The question obviously took her by surprise. DeMarco waited out the silence.
“The truth is,” she finally said, “I did look forward to seeing him. He made me feel… I’m not sure if you can understand this or not.”
“Try me.”
“Most times I leave that place and I’ll come home and sit in the tub for an hour. Then I climb out and I still don’t feel clean. I mean, it’s not like I’m proud of what I do, you know? But where else can a girl make a thousand a week dancing? And that’s all I ever do. Unlike some of the girls there.”
“But with Thomas, you felt different.”
“I guess I felt like everything was going to be okay. Like I really would get my degree, get a job, end up with money in the bank instead of being in debt the rest of my life. And that someday I’d be able to forget all about this past year or so.”

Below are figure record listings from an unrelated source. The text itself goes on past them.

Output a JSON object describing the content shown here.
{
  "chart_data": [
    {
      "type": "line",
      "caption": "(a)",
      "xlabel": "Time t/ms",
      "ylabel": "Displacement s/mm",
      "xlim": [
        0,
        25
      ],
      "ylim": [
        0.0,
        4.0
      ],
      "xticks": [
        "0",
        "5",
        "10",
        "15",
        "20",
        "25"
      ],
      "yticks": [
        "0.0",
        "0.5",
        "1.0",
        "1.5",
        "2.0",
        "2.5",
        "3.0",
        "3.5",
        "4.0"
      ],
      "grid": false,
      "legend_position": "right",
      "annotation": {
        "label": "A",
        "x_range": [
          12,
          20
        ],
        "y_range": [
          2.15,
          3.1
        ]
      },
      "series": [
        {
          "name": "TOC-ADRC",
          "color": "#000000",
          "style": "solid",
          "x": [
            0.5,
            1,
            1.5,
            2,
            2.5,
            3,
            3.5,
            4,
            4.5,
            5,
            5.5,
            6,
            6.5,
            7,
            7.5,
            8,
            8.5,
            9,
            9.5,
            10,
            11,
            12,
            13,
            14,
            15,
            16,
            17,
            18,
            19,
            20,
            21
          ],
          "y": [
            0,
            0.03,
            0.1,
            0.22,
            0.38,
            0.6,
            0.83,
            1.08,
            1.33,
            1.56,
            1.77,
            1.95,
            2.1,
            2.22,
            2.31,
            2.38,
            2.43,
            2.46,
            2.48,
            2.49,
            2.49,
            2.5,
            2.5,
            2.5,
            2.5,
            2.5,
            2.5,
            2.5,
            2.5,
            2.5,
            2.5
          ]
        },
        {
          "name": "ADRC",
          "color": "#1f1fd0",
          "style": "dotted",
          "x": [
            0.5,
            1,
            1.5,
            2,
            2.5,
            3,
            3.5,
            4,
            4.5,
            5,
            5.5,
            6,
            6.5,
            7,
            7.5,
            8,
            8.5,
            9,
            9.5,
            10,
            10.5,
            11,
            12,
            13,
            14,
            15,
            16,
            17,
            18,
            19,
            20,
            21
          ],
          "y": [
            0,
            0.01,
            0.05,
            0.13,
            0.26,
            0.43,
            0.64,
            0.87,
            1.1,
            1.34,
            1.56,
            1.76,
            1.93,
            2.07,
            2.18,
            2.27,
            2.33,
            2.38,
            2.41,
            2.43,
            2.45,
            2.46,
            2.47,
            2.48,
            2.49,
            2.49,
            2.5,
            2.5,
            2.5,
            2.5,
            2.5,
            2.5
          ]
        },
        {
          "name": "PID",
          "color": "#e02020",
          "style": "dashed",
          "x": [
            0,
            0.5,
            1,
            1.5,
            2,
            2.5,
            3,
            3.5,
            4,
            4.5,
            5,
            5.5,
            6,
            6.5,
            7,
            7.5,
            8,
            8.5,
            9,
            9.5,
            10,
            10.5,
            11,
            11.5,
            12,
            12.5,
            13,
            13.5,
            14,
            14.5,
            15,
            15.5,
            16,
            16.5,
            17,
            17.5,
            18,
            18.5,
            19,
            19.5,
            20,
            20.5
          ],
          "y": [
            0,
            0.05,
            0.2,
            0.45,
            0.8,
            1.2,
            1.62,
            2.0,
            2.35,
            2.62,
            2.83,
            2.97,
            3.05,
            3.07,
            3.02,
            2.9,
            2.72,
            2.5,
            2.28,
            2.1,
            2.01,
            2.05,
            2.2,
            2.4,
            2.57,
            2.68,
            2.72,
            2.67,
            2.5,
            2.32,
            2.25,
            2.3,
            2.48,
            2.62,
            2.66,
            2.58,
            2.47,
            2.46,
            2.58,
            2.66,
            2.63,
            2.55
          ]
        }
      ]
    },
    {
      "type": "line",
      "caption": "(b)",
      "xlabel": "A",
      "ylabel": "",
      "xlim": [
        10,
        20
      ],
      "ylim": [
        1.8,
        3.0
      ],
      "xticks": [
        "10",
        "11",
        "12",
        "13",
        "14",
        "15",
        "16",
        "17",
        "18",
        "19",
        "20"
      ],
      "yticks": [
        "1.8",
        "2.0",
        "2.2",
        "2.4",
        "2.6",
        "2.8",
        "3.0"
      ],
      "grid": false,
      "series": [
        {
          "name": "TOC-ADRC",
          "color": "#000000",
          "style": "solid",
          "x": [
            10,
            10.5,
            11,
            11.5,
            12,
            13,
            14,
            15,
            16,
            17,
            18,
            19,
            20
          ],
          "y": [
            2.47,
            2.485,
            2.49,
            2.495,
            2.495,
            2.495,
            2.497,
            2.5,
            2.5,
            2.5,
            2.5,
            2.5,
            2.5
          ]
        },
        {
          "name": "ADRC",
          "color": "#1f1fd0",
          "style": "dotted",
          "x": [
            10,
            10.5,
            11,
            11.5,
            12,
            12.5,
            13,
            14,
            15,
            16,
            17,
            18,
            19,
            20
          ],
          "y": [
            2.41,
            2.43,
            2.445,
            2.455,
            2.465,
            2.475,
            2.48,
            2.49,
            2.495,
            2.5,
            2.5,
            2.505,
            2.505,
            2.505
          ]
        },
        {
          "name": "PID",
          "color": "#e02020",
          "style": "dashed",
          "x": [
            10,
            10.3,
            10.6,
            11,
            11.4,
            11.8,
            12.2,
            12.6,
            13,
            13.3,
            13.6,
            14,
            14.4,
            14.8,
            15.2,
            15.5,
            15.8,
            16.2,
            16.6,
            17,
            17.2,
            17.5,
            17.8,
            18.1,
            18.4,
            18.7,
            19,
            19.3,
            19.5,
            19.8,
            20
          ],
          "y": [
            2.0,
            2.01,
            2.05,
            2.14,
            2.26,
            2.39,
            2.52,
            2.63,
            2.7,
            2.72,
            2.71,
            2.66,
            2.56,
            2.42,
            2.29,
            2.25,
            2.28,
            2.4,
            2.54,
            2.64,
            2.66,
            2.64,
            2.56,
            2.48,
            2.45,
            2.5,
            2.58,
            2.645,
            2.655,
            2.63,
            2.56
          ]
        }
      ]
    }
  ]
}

He envied her optimism, her capacity for hope. He had hope too, but of a whole different nature than hers. She hoped for a happy life. He hoped for a good night’s sleep and an occasional dulling of the pain. “I appreciate you talking to me like this,” he told her. “I’ll try not to disturb you again.”
“Actually I don’t mind it at all now that I’m not scared anymore. You’re sort of like Thomas in that way.”
He said nothing.
“I just can’t believe he’s responsible for what happened.”
“You know,” DeMarco began, but left the rest of it, neither can I, unsaid. “You call me if you think of anything important. Anything at all.”
“I will,” she said.
He held the phone to his ear a few seconds longer, listening and waiting. Then he lowered it and hit End.
Despair
Thirty-Nine
This is Sergeant DeMarco, Nathan. Do you have a minute to talk?”
“Did he…? Have you found him?”
DeMarco stared at the legal tablet on his desk. Only seconds before telephoning the student, he had added Nathan’s name to the others. “Not yet,” he said.
“Christ, I’ve had this awful feeling lately.”
“What kind of feeling?”
“Just that something’s happened to him. Something bad.”
“I hope you’re wrong,” DeMarco said. “Meantime, I wonder if you could help me out with something.”
“Sure, anything.”
“What I’m trying to figure out are Thomas’s routines, patterns of movement, things like that.”
“I’ll tell you whatever I know.”
“For example, the way a writer works. The way he comes up with things, I mean. Thomas was working on a novel, and a novel is fiction. So he was making the story up, am I right?”